Four predictions for 2015

The end of every year brings a proliferation of prediction lists. As we end an incredibly active 2014 in the tech/investment world, I am adding my own thoughts on what might be coming in 2015.

A killer app for Bitcoin emerges

We’ve seen Bitcoin adoption by major retailers like and Dell, but there’s still too much volatility and regulatory uncertainty for Bitcoin to be used as a mainstream currency in North America anytime soon.

I have long believed that Bitcoin is a beautiful and powerful technology, with great developer adoption – but where are the apps that solve real problems? We shouldn’t look for much traction with the current use case (payments in North America), as most consumers in North America don’t view the current payment system as broken and in need of a fix. Instead, look for a killer Bitcoin app to emerge elsewhere, like in international money transfers or remittances.

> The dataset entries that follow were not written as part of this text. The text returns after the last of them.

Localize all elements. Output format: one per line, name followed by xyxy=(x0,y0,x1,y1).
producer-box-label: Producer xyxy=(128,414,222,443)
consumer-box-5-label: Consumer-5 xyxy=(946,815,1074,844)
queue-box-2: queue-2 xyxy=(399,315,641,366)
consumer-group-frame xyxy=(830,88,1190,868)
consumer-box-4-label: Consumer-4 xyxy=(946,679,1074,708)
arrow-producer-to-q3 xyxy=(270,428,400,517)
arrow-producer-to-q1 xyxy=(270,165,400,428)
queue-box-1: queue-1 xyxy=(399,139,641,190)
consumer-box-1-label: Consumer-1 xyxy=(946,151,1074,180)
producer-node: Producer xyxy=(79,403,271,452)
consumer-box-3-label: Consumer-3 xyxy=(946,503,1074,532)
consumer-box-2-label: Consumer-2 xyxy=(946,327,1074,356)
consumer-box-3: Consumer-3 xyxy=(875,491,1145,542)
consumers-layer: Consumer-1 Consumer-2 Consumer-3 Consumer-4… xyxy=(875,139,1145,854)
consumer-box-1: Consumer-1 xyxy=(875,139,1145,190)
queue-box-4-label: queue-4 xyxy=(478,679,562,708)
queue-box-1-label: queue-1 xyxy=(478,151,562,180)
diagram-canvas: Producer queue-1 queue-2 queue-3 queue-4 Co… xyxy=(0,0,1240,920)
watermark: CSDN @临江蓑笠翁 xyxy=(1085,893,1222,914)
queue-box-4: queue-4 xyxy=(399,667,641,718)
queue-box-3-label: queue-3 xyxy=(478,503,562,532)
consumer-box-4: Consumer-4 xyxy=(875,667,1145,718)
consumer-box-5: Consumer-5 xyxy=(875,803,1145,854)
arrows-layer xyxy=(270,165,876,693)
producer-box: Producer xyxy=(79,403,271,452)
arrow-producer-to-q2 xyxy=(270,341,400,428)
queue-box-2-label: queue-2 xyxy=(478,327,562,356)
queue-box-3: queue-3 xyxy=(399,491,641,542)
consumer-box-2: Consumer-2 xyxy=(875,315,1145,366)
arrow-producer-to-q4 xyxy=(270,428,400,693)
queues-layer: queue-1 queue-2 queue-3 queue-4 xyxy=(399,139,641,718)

Enterprise apps, driven by mobile and big data

There are always a ton of new enterprise apps ever year, each hoping to be ‘the next big thing’ that changes the way we work. The common theme has been making apps more accessible (i.e. mobile) and smarter (i.e. machine learning and big data). Good examples are Slack for the first category and RelateIQ for the second. Expect both of these trends to take off in a big way in 2015.

Virtual Reality moves beyond gaming

The game industry has been the first to really embrace the potential of VR; that’s why Oculus first launched its public prototype of Rift at a gaming convention. However, VR is an incredibly exciting area that can reach far beyond gaming. This Ars Technica article describes a few examples from trauma treatment and classroom learning to marketing and film. In 2015, we will see the first major applications of VR outside the game industry.

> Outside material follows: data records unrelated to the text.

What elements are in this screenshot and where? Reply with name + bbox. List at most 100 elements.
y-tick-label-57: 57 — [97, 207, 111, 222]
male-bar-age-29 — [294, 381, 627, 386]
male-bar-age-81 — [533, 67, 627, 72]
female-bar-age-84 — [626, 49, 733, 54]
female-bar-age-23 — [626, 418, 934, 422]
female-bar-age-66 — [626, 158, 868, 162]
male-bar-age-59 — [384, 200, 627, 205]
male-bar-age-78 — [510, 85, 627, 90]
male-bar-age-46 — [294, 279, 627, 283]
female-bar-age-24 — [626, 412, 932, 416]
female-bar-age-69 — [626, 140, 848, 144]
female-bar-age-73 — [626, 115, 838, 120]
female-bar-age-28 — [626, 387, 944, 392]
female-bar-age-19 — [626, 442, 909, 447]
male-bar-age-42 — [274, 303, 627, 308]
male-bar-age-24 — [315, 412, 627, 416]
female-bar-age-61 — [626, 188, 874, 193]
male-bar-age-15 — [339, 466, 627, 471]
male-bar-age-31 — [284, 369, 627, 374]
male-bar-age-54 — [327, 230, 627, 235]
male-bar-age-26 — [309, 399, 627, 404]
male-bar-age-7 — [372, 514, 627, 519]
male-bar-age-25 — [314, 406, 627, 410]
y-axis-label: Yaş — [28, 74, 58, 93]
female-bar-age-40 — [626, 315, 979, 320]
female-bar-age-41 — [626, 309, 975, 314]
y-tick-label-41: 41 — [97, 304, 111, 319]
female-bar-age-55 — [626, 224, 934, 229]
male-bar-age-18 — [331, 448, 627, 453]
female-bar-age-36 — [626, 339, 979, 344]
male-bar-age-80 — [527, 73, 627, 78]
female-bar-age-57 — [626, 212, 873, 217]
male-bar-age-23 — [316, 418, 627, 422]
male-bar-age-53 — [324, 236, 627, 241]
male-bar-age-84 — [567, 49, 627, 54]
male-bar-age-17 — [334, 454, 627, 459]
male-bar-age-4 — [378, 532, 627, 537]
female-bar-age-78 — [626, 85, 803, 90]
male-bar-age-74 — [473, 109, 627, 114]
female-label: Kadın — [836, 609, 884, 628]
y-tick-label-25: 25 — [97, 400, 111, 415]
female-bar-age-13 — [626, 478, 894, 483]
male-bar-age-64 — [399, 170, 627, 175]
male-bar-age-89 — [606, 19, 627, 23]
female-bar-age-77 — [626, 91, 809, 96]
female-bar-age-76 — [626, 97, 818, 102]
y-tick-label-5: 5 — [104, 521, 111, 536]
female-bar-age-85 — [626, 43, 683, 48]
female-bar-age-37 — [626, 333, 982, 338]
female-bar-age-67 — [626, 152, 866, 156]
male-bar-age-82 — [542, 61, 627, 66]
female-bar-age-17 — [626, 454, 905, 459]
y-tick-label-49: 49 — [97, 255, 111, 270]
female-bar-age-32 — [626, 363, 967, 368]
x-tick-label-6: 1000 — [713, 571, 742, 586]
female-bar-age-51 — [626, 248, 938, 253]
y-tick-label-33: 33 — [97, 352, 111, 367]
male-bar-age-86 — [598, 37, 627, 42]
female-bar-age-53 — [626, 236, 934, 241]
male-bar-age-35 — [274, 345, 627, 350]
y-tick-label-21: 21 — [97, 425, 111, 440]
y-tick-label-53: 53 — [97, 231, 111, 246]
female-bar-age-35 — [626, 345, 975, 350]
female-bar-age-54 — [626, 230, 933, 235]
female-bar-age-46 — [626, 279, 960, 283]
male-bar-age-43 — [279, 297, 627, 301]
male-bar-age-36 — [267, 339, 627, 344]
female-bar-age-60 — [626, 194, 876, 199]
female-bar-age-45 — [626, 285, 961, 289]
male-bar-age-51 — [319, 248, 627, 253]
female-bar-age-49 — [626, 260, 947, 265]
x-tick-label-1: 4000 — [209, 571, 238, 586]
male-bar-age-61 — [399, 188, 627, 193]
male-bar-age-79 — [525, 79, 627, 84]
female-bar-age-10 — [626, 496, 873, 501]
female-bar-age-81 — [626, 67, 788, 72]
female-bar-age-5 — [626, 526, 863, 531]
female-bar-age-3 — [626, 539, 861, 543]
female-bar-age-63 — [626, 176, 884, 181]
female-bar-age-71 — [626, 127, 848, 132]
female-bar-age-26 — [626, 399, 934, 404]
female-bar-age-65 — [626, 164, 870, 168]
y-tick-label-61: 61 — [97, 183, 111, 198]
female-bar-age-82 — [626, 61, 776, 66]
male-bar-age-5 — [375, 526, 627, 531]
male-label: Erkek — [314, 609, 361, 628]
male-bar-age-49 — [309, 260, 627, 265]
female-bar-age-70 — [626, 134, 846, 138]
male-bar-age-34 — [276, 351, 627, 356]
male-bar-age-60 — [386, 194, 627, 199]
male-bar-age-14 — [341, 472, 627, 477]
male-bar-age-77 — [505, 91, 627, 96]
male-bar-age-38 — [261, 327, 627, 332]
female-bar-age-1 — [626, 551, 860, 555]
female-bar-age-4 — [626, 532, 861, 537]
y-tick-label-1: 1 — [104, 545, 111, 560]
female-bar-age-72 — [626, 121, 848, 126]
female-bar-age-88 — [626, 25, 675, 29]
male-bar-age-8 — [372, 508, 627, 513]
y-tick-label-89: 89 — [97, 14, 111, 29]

The “winner takes it all” dynamic accelerates

This past year has brought accelerated funding rounds for emerging category leaders. As summarized in this TechCrunch article, …”the biggest winners win by staggering amounts compared to their competitors. What used to be perceived as a 5x or 10x gap in valuation between the winner and a runner-up is now more widely seen as between 100x or even possibly 1000x.”

In a start-up environment that’s noisier than ever, break-out companies have an increasingly easy job of raising tons of money at high valuations while the second and third runs in a category often struggle. This dynamic has just started to emerge and will accelerate through 2015.

Those are some of the key areas we’ll be watching next year. What about you? Which technologies, trends, and areas do you think will break out in 2015?